But that is exactly what Pavsic has been trying to do with the free iPhone and iPad gaming app called Eye Jumper in which players move a jumping crab through obstacles not by using their thumbs, but rather by moving their face in front of the device's camera.
It is the latest post-Great Recession strategy for Neptun, a company that generates roughly 80,000 euros, or $100,000, annually has been made up of Pavsic and two other full-time employees all along.
Neptun started out as a digital-signage company, flashy digital screens in restaurants or buildings that displayed advertising. But as the recession sunk in, the company's business strategy turned to leasing the signs and additional sign-related services to small businesses.
But even the market for digital signage weakened during the recession. Over the past two years, Pavsic and his colleagues have set about tinkering with mobile gaming apps. And earlier this year, the company launched its latest gaming app that will utilize face-recognition technology -- skills the developers gained while working on digital signs.
Market opportunity: Granted, there are some other gaming apps out there that take advantage of full body movements for gaming. But Pavsic thinks games based on the movement of the face provide a higher level of enjoyment to phone users.
"You hold your phone in your hand, the only thing the phone sees is your face," Pavsic says.

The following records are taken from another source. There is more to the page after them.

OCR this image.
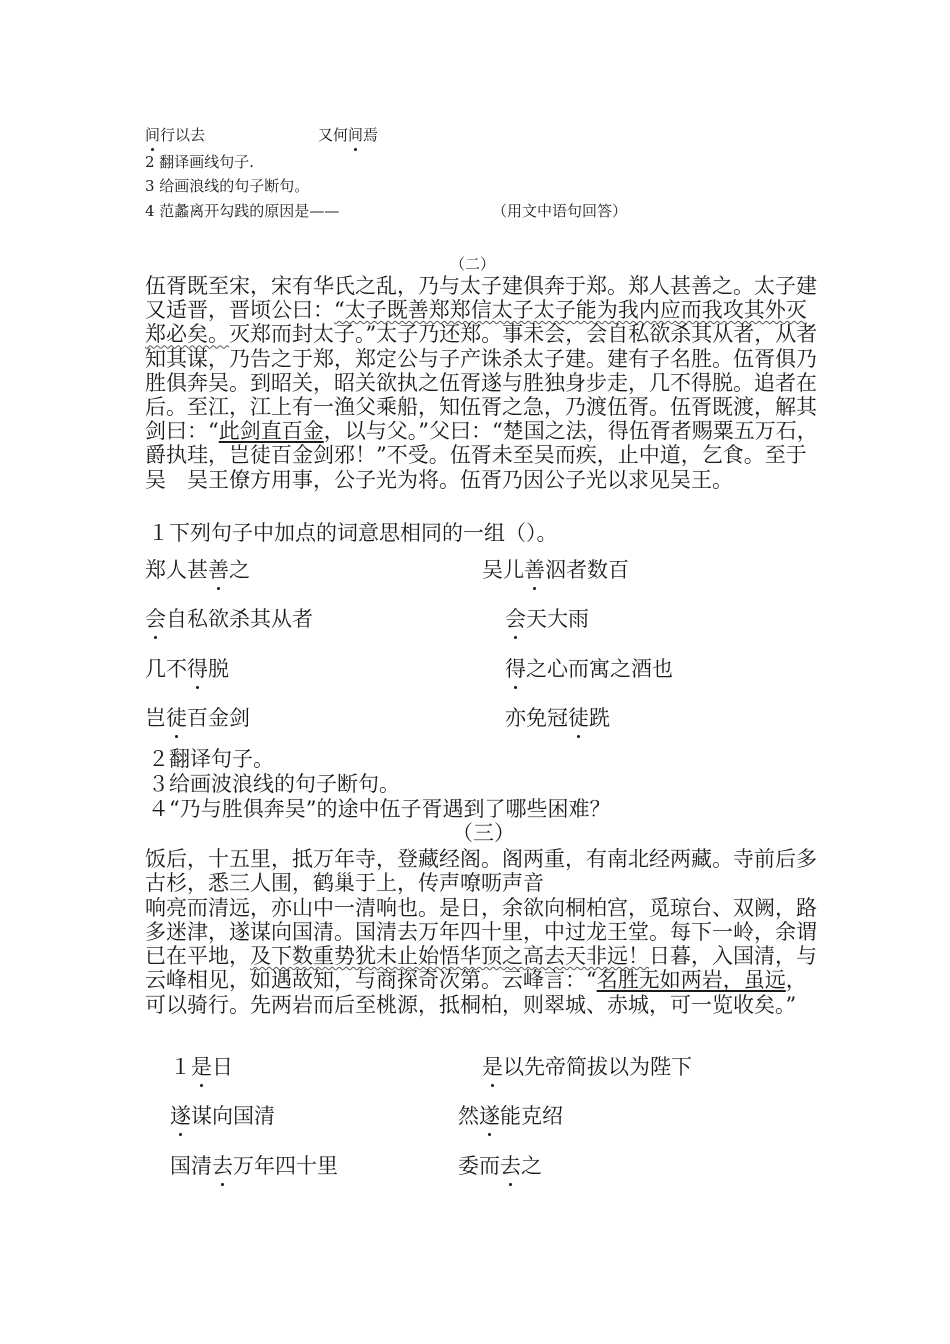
间行以去	又何间焉
2 翻译画线句子.
3 给画浪线的句子断句。
4 范蠡离开勾践的原因是——	（用文中语句回答）
（二）

伍胥既至宋，宋有华氏之乱，乃与太子建俱奔于郑。郑人甚善之。太子建又适晋，晋顷公曰：“太子既善郑郑信太子太子能为我内应而我攻其外灭郑必矣。灭郑而封太子。”太子乃还郑。事未会，会自私欲杀其从者，从者知其谋，乃告之于郑，郑定公与子产诛杀太子建。建有子名胜。伍胥俱乃胜俱奔吴。到昭关，昭关欲执之伍胥遂与胜独身步走，几不得脱。追者在后。至江，江上有一渔父乘船，知伍胥之急，乃渡伍胥。伍胥既渡，解其剑曰：“此剑直百金，以与父。”父曰：“楚国之法，得伍胥者赐粟五万石，爵执珪，岂徒百金剑邪！”不受。伍胥未至吴而疾，止中道，乞食。至于吴　吴王僚方用事，公子光为将。伍胥乃因公子光以求见吴王。

１下列句子中加点的词意思相同的一组（）。
郑人甚善之	吴儿善泅者数百
会自私欲杀其从者	会天大雨
几不得脱	得之心而寓之酒也
岂徒百金剑	亦免冠徒跣
２翻译句子。
３给画波浪线的句子断句。
４“乃与胜俱奔吴”的途中伍子胥遇到了哪些困难？
（三）

饭后，十五里，抵万年寺，登藏经阁。阁两重，有南北经两藏。寺前后多古杉，悉三人围，鹤巢于上，传声嘹呖声音

响亮而清远，亦山中一清响也。是日，余欲向桐柏宫，觅琼台、双阙，路多迷津，遂谋向国清。国清去万年四十里，中过龙王堂。每下一岭，余谓已在平地，及下数重势犹未止始悟华顶之高去天非远！日暮，入国清，与云峰相见，如遇故知，与商探奇次第。云峰言：“名胜无如两岩，虽远，可以骑行。先两岩而后至桃源，抵桐柏，则翠城、赤城，可一览收矣。”

１是日	是以先帝简拔以为陛下
遂谋向国清	然遂能克绍
国清去万年四十里	委而去之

While Pavsic is confident in the new app, he admits being overly optimistic regarding his company's previous game, Eye Breaker. It only garnered a few dozen free downloads a day. "I thought, we have a great app out there, and we're going to make millions," says Pavsic, who now says the failure helped inform the company's strategy for the next one.
When Eye Jumper came out early this year, there was more of a focus on marketing -- specifically app store optimization techniques including keyword optimization, description improvements and better icons and screenshots.

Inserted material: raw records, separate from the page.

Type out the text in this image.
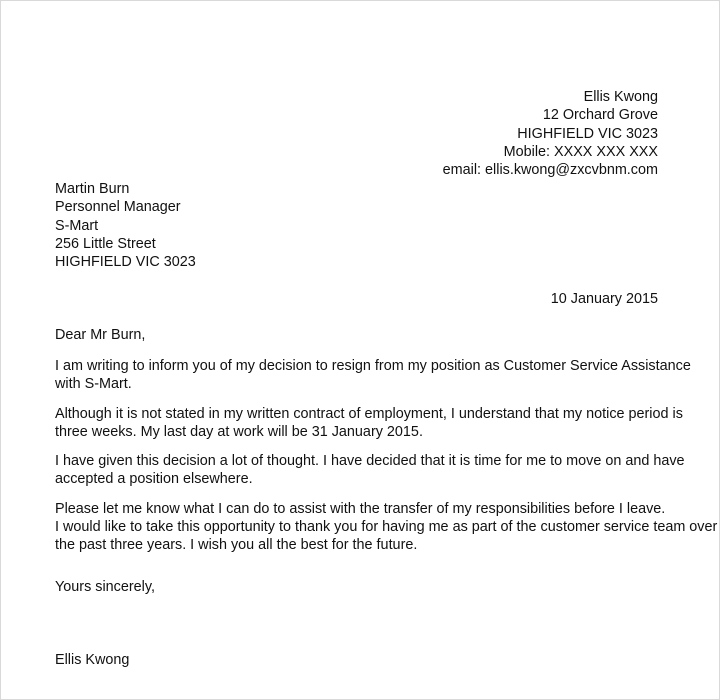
Ellis Kwong
12 Orchard Grove
HIGHFIELD VIC 3023
Mobile: XXXX XXX XXX
email: ellis.kwong@zxcvbnm.com
Martin Burn
Personnel Manager
S-Mart
256 Little Street
HIGHFIELD VIC 3023
10 January 2015
Dear Mr Burn,

I am writing to inform you of my decision to resign from my position as Customer Service Assistance
with S-Mart.

Although it is not stated in my written contract of employment, I understand that my notice period is
three weeks. My last day at work will be 31 January 2015.

I have given this decision a lot of thought. I have decided that it is time for me to move on and have
accepted a position elsewhere.

Please let me know what I can do to assist with the transfer of my responsibilities before I leave.
I would like to take this opportunity to thank you for having me as part of the customer service team over
the past three years. I wish you all the best for the future.

Yours sincerely,
Ellis Kwong
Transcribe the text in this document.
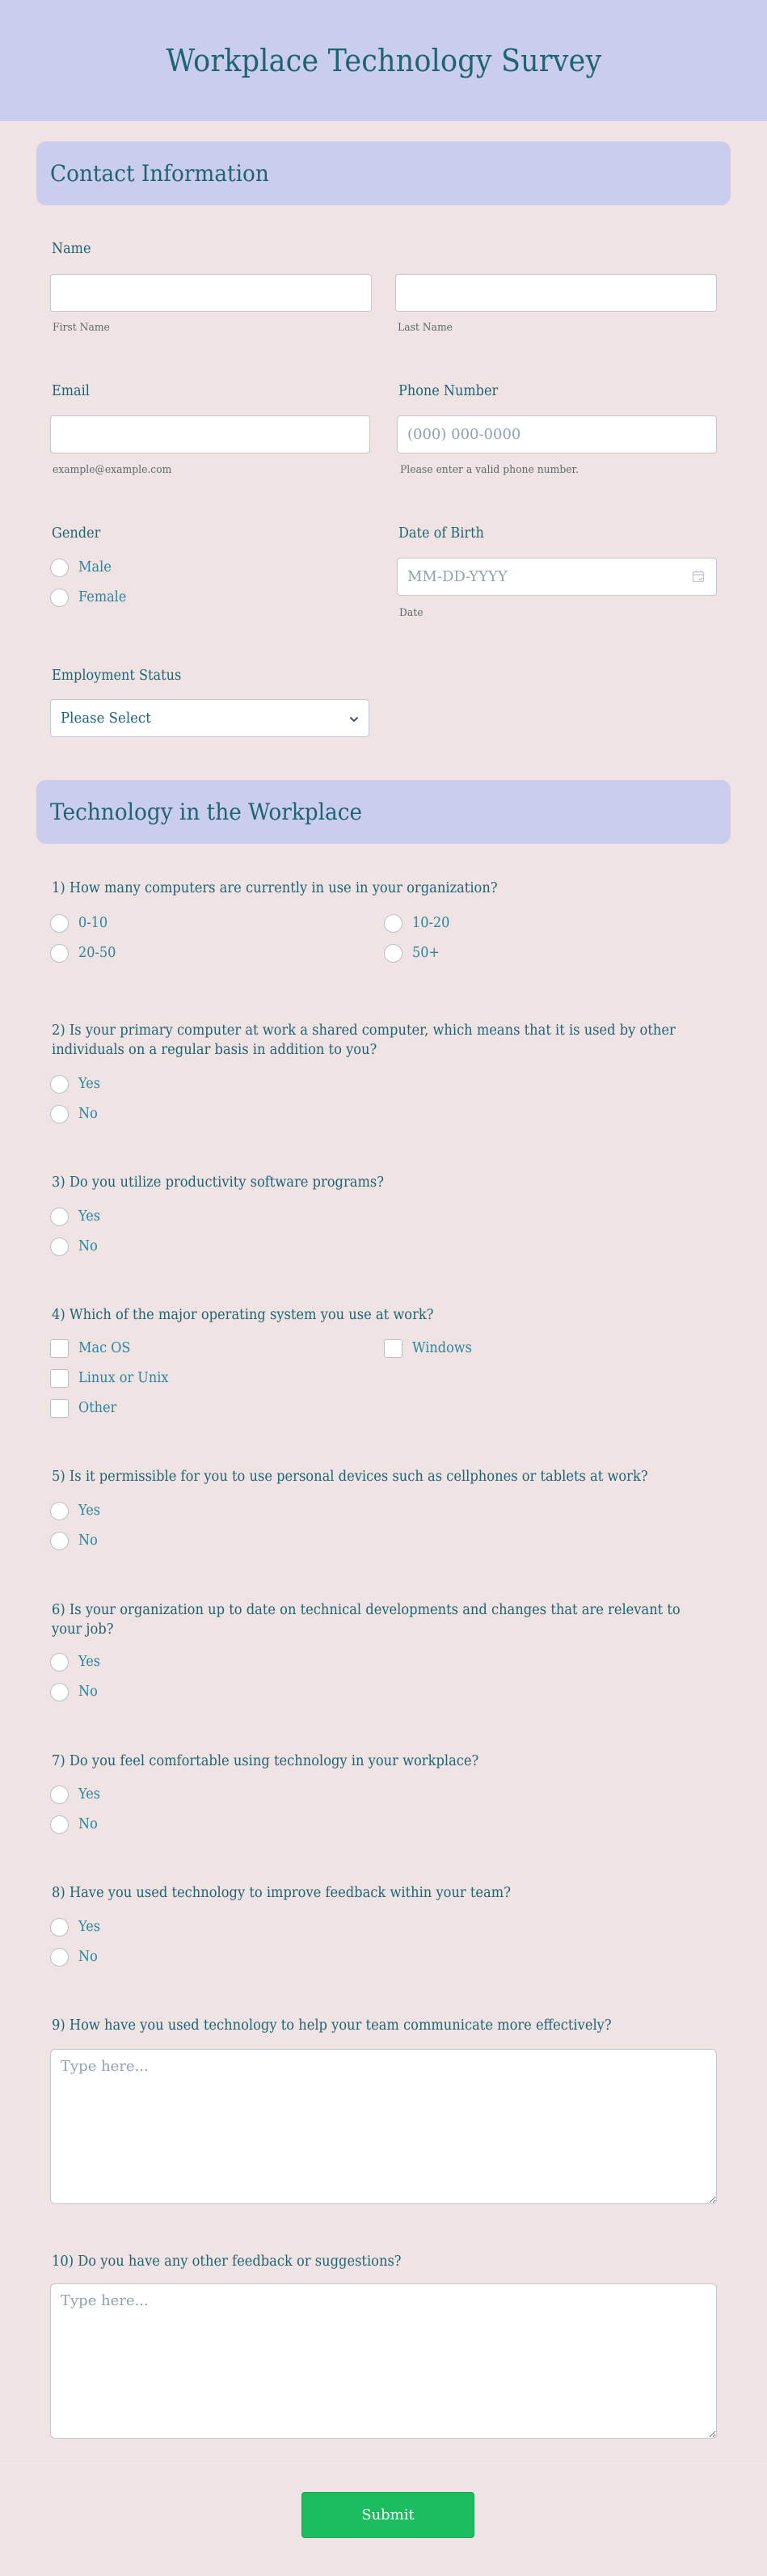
Workplace Technology Survey
Contact Information
Name
First Name	Last Name
Email
example@example.com
Phone Number
(000) 000-0000
Please enter a valid phone number.
Gender
Male
Female
Date of Birth
MM-DD-YYYY
Date
Employment Status
Please Select
Technology in the Workplace
1) How many computers are currently in use in your organization?
0-10	10-20
20-50	50+
2) Is your primary computer at work a shared computer, which means that it is used by other individuals on a regular basis in addition to you?
Yes
No
3) Do you utilize productivity software programs?
Yes
No
4) Which of the major operating system you use at work?
Mac OS	Windows
Linux or Unix
Other
5) Is it permissible for you to use personal devices such as cellphones or tablets at work?
Yes
No
6) Is your organization up to date on technical developments and changes that are relevant to your job?
Yes
No
7) Do you feel comfortable using technology in your workplace?
Yes
No
8) Have you used technology to improve feedback within your team?
Yes
No
9) How have you used technology to help your team communicate more effectively?
Type here...
10) Do you have any other feedback or suggestions?
Type here...
Submit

Within months, Neptun was scoring nearly 1,000 downloads a day. "This is currently the only marketing tool we are using, and it has proven to be the … most effective considering the effort and money invested," Pavsic said.
The company is making money from Eye Jumper through advertisement placements, as well as selling add-on items for the crab such as a super jump, jet pack and bombs that help it get through the sharks, octopuses and other "bad guys" in the game.
Pavsic hopes to raise money for the business to better market Eye Jumper, as well as develop new gaming apps.
Challenges: Pavsic and his colleagues changed plans a number of times while developing Eye Breaker and then Eye Jumper. He and friends were used to Android phones. So they initially wanted to develop the game for these devices. But they soon realized that there are so many Android models that it was tough to make Eye Breaker work on all of them.
"We didn't want to put out garbage," says Pavsic, who subsequently began producing Apple-only apps.
Pavsic saw two advantages in sticking with Apple while developing Eye Jumper. First, he thinks Apple users are more likely to upgrade -- a plus when you're relying on the phone camera and technology to improve in order to make increasingly better gaming apps.
And even though Eye Jumper is a bit clunky on iPhone 4, Pavsic correctly bet it would run well on iPhone 5 and up.
Strengths: Pavsic is an entrepreneur to his core. At 35, he has never worked for anyone in his life.
In the late 1980s, Pavsic's family lived in New York, on Long Island. He recalls getting in trouble in third grade for selling school supplies and sodas to his classmates at a profit.
Still, he learned that a person can make money off selling -- as long as it is the right price.
There have been plenty of headaches trying to develop one of the first game apps that relies on the player moving his or her face, but Pavsic dreams of a day when players will only have to move their eyes.
"We are just in time, if you ask me."